Environments explaining the variability of slopes

To investigate which characteristics explaining any gene-environment interactions, we re-estimate the best-fitting multilevel model for each school subject, adding fixed effects for five environmental measures (Model 4), and then environment-by-PGI interaction terms (Model 5). School environmental influences on achievement are likely multifactorial, operating in a ‘poly-environmental’ mode akin to polygenicity. We therefore included measured environments simultaneously. If measured environments account for an interaction, the variance in slopes will be reduced and model fit will be improved in Model 5 compared to Model 4. The five sociodemographic measures were tested jointly. Notably, while we term these observed measures ‘environments’, they are themselves partially under genetic influence.

Model-fitting and comparisons

In all models, 10 principal components of genetic ancestry were included as covariates to control for population stratification, 5 based on maternal genotype and 5 paternal components. Although effects of the child EA-PGI are robust to population stratification (when parental scores are included), the inclusion of PCs helps us interpret the parental genetic effect, which may be biased by population stratification. All models included controls for family social background (parental education and income), to aid causal interpretation of slopes and intercepts for schools and residential areas.
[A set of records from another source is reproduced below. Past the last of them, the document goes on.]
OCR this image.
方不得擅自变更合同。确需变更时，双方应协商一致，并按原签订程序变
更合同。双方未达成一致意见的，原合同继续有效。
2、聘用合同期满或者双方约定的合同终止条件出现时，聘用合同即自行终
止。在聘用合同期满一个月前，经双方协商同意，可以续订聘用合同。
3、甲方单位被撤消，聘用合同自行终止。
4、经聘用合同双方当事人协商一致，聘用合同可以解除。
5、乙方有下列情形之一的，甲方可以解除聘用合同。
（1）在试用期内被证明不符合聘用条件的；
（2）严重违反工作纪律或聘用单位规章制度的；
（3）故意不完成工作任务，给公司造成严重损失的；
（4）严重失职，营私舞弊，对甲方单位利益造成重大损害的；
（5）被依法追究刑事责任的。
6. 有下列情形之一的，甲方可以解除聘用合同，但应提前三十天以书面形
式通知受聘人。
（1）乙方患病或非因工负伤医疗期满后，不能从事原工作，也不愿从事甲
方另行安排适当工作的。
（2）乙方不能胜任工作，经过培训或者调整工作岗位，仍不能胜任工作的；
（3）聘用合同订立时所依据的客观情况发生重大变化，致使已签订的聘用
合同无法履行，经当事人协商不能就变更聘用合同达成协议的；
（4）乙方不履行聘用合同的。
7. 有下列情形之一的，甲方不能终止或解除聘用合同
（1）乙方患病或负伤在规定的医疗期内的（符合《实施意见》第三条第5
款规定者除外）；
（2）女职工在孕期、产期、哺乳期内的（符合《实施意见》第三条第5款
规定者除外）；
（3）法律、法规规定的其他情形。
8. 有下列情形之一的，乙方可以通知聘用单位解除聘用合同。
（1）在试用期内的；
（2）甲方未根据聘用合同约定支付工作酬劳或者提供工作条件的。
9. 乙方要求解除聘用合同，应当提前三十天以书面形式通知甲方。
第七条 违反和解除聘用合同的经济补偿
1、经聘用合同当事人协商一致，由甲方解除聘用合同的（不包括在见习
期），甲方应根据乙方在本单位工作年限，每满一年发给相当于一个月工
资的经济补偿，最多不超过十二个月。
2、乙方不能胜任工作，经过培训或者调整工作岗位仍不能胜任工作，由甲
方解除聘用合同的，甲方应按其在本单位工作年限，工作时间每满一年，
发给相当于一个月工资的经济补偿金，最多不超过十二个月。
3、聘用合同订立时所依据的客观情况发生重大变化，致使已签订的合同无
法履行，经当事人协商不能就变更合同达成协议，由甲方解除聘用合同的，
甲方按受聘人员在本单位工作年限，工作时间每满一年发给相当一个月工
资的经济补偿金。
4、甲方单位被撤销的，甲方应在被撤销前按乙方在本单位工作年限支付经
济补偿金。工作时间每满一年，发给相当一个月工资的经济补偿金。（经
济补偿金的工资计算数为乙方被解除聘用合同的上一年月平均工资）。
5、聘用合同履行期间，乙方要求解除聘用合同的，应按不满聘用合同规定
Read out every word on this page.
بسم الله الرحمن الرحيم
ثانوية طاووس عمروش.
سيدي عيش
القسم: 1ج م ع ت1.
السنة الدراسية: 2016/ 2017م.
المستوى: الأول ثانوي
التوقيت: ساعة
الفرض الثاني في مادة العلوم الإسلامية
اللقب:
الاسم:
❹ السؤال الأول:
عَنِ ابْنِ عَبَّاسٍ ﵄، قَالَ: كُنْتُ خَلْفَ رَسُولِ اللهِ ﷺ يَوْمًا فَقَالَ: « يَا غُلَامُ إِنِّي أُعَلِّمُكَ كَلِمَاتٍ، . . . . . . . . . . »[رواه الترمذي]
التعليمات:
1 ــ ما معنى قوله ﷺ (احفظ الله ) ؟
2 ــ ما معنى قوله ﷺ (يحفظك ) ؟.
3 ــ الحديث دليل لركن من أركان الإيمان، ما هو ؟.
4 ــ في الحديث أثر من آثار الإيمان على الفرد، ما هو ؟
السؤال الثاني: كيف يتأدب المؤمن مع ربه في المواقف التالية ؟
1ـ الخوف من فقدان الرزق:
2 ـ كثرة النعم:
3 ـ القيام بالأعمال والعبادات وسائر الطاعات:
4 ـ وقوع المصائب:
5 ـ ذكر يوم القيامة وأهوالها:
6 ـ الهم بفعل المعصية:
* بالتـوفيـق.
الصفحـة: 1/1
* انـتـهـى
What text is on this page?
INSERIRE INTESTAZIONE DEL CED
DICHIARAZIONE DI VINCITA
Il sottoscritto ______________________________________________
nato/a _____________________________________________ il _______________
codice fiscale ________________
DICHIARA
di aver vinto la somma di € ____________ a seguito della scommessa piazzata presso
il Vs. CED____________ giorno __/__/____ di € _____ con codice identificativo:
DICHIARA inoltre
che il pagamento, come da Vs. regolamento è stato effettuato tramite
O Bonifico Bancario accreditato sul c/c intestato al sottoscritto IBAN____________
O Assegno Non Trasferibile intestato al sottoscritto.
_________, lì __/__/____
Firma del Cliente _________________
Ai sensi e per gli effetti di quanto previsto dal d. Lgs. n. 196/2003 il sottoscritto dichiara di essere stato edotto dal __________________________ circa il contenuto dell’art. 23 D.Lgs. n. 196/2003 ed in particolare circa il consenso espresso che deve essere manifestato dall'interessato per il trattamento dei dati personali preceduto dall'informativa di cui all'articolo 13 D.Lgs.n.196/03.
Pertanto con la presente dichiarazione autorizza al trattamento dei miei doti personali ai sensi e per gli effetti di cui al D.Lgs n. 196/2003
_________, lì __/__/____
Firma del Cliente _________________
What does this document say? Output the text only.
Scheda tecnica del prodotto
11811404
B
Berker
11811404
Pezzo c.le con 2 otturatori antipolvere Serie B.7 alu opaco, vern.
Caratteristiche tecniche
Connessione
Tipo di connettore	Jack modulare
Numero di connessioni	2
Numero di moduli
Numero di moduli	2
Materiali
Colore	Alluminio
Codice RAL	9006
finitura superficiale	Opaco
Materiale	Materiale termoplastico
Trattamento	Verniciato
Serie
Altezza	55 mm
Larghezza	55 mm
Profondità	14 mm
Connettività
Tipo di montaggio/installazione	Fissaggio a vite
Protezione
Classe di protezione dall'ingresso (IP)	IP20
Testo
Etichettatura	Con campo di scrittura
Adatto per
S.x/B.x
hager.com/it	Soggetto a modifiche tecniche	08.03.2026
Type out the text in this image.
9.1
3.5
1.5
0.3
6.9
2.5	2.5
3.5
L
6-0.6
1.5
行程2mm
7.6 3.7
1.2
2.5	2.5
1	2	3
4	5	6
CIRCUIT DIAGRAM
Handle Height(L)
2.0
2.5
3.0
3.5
Models were compared using the AIC fit statistic, which calculates the trade-off between model fit and model complexity using maximum likelihood modelling with a penalty for the number of parameters. If the model with, for instance, the random slopes across schools, has a lower AIC value than that of a simpler model, this is evidence that gene-environment interactions should be included for an optimal approximation of the underlying data generating processes. We also report p-values from the model comparison tests.


Maps were created with the R package fhimaps43, using the 2019 municipality boundaries (only 1 had to be changed from the 2018 identifiers used in our main analyses). Model-fitting was conducted in R with the lme4 package44.